A unique column will take a null. Interesting. How can Postgres assert that null is in any way unique, or not unique for that matter?
I wonder if I can add two rows with null in a unique column.
insert into People(pid, name, SSN)
values(2, 'Ted', null);
select *
from People;
0;"Bob";"123"
1;"Carol";"<NULL>"
2;"Ted";"<NULL>"
Yes I can. Now there are two rows with NULL in the SSN column even though SSN is supposed to be unique.
The Postgres documentation says, For the purpose of a unique constraint, null values are not considered equal.
Okay. I can see the point of this. It's a nice subtlety in null-handling: By considering all NULLs in a unique-constrained column to be disjoint, we delay the unique constraint enforcement until there is an actual non-null value on which to base that enforcement.
That's pretty cool. But here's where Postgres loses me. If all NULLs in a unique-constrained column are not equal, as the documentation says, then we should see all of the nulls in a select distinct query.
select distinct SSN
from People;
"<NULL>"
"123"
Nope. There's only a single null there. It seems like Postgres has this wrong. But I wonder: Is there another explanation?
Edit:
The Postgres docs do specify that "Null values are considered equal in this comparison." in the section on SELECT DISTINCT. While I do not understand that notion, I'm glad it's spelled out in the docs.
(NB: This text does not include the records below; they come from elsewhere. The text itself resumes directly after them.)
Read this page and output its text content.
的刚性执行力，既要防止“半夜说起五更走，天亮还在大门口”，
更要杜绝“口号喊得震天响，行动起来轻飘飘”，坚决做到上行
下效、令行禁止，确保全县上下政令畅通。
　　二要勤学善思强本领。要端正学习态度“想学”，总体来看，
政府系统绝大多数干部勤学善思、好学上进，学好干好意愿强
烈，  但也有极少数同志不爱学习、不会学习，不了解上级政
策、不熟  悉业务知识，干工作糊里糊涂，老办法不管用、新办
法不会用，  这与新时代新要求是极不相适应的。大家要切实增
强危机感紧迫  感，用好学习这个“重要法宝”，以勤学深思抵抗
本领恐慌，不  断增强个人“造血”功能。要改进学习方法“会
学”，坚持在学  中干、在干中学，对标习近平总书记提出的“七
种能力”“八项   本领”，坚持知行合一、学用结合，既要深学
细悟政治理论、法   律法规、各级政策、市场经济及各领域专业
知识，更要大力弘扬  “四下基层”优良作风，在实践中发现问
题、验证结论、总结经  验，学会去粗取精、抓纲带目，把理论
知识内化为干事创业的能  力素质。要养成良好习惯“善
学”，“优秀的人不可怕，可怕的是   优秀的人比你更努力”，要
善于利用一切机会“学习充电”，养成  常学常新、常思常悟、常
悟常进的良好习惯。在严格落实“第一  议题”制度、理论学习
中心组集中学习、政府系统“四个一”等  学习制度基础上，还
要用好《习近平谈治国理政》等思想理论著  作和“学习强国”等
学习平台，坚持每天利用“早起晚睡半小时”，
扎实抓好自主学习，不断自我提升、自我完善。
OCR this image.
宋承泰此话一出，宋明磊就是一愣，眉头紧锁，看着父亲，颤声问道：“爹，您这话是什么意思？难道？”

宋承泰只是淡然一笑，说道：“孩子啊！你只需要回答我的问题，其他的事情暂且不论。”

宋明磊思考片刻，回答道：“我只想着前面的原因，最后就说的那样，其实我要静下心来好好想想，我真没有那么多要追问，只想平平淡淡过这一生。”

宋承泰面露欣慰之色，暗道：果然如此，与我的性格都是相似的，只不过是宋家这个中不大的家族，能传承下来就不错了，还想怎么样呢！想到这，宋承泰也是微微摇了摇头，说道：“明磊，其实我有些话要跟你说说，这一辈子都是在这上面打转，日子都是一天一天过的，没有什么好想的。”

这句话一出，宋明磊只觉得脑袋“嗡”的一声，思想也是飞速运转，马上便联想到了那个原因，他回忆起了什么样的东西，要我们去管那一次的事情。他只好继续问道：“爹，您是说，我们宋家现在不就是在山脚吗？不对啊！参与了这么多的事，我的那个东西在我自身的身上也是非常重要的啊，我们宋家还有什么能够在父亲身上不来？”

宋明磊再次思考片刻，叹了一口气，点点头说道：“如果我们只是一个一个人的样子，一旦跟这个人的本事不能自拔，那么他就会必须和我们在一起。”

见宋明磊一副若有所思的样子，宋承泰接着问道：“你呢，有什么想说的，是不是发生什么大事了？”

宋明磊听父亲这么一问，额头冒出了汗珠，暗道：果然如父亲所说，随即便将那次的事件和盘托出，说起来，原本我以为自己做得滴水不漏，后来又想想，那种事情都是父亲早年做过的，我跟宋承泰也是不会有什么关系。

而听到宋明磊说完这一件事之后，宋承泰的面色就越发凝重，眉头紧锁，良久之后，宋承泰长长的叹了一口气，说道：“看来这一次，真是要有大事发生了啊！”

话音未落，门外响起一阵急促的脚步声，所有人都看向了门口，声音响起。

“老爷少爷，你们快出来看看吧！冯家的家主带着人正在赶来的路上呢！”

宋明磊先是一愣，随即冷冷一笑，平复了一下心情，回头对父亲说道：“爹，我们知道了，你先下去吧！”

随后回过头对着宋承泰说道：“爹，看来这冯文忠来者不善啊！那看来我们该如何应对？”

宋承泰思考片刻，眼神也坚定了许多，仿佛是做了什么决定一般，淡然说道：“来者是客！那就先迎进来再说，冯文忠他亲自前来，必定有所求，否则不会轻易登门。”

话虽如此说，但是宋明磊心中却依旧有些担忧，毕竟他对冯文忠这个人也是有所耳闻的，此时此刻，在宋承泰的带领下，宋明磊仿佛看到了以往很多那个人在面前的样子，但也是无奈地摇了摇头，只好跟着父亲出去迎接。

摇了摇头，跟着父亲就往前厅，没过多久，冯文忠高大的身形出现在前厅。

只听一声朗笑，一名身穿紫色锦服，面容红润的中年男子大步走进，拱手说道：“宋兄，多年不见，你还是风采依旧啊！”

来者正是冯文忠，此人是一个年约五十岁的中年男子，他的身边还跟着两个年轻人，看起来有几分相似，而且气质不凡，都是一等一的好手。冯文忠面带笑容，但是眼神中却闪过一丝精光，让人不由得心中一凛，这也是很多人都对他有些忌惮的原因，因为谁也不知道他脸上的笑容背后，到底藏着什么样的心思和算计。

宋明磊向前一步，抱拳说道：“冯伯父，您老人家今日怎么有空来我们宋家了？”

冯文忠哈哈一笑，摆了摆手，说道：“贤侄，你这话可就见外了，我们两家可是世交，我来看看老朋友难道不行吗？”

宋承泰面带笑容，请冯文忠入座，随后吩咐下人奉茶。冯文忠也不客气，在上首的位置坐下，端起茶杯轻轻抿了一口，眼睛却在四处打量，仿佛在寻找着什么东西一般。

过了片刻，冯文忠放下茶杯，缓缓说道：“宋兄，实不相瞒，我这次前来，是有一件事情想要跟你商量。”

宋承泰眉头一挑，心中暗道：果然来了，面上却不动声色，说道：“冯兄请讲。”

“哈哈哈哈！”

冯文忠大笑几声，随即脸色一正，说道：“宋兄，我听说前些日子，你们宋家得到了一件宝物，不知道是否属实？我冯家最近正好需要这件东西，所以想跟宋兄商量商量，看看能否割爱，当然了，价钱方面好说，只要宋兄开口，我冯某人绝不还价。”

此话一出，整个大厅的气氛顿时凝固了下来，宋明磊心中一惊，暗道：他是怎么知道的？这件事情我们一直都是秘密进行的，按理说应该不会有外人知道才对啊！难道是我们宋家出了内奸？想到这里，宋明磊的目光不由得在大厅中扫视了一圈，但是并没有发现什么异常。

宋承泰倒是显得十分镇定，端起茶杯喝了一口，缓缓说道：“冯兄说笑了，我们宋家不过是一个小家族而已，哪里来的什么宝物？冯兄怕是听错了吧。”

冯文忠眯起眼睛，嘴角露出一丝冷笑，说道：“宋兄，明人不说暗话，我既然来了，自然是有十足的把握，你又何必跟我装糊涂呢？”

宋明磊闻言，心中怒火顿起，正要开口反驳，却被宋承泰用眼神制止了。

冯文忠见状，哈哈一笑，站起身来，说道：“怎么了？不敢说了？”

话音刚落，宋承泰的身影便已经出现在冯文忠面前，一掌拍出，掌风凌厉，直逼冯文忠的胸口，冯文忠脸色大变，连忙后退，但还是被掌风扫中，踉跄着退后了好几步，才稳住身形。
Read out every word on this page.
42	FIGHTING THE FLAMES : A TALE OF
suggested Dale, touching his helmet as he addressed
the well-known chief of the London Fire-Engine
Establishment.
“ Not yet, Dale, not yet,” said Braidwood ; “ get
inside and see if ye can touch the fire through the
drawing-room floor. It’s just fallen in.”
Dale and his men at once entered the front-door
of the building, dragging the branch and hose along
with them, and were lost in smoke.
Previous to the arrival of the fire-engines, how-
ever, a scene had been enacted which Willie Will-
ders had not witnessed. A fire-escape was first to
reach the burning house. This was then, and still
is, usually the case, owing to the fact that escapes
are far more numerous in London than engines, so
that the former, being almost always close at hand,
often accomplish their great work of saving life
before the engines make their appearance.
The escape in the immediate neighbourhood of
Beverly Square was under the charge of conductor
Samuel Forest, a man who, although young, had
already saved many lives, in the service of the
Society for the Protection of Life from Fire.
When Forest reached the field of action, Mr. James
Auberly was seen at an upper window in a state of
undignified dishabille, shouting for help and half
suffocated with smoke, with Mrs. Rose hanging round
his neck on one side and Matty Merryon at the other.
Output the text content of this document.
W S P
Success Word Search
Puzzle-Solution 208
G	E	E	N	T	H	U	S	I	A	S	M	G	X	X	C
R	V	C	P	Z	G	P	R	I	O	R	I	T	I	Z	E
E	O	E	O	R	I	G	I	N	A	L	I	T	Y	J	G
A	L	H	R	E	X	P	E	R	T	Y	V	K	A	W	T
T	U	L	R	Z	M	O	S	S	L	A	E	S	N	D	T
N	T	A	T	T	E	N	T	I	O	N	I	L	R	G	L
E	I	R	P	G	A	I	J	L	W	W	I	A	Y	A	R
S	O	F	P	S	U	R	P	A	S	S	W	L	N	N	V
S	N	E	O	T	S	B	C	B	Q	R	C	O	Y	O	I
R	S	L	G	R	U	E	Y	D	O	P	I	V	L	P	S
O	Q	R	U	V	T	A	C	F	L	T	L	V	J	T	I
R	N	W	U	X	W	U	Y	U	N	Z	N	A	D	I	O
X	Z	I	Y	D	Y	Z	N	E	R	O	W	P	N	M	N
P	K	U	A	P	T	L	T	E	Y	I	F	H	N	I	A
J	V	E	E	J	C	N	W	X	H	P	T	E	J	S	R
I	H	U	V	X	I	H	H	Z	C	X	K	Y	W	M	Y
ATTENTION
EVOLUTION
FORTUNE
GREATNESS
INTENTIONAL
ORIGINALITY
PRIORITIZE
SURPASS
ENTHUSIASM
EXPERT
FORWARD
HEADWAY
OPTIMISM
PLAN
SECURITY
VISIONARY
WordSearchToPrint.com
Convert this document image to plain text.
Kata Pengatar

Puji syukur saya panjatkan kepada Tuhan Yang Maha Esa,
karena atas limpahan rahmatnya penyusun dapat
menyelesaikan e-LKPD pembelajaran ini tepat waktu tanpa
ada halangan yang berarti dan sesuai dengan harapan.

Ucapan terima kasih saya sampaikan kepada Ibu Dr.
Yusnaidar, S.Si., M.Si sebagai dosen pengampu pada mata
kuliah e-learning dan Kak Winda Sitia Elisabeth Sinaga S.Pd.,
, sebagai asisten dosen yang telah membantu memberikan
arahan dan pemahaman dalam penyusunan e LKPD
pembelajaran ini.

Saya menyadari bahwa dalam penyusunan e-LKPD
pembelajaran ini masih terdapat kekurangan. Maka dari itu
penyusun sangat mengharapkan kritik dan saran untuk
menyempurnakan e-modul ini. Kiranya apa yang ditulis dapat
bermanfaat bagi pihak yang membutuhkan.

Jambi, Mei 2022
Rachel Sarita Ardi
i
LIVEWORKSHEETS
It is almost always a mistake when dealing with null to say:
"nulls behave like so-and-so here, *so they should behave like
such-and-such here"
Here is an excellent essay on the subject from a postgres perspective. Briefly summed up by saying nulls are treated differently depending on the context and don't make the mistake of making any assumptions about them.
The bottom line is, PostgreSQL does what it does with nulls because the SQL standard says so.
Nulls are obviously tricky and can be interpreted in multiple ways (unknown value, absent value, etc.), and so when the SQL standard was initially written, the authors had to make some calls at certain places. I'd say time has proved them more or less right, but that doesn't mean that there couldn't be another database language that handles unknown and absent values slightly (or wildly) differently. But PostgreSQL implements SQL, so that's that.
As was already mentioned in a different answer, Jeff Davis has written some good articles and presentations on dealing with nulls.
NULL is considered to be unique because NULL doesn't represent the absence of a value. A NULL in a column is an unknown value. When you compare two unknowns, you don't know whether or not they are equal because you don't know what they are.
Imagine that you have two boxes marked A and B. If you don't open the boxes and you can't see inside, you never know what the contents are. If you're asked "Are the contents of these two boxes the same?" you can only answer "I don't know".
In this case, PostgreSQL will do the same thing. When asked to compare two NULLs, it says "I don't know." This has a lot to do with the crazy semantics around NULL in SQL databases. The article linked to in the other answer is an excellent starting point to understanding how NULLs behave. Just beware: it varies by vendor.
Multiple NULL values in a unique index are okay because x = NULL is false for all x and, in particular, when x is itself NULL. You'll also run into this behavior in WHERE clauses where you have to say WHERE x IS NULL and WHERE x IS NOT NULL rather than WHERE x = NULL and WHERE x <> NULL.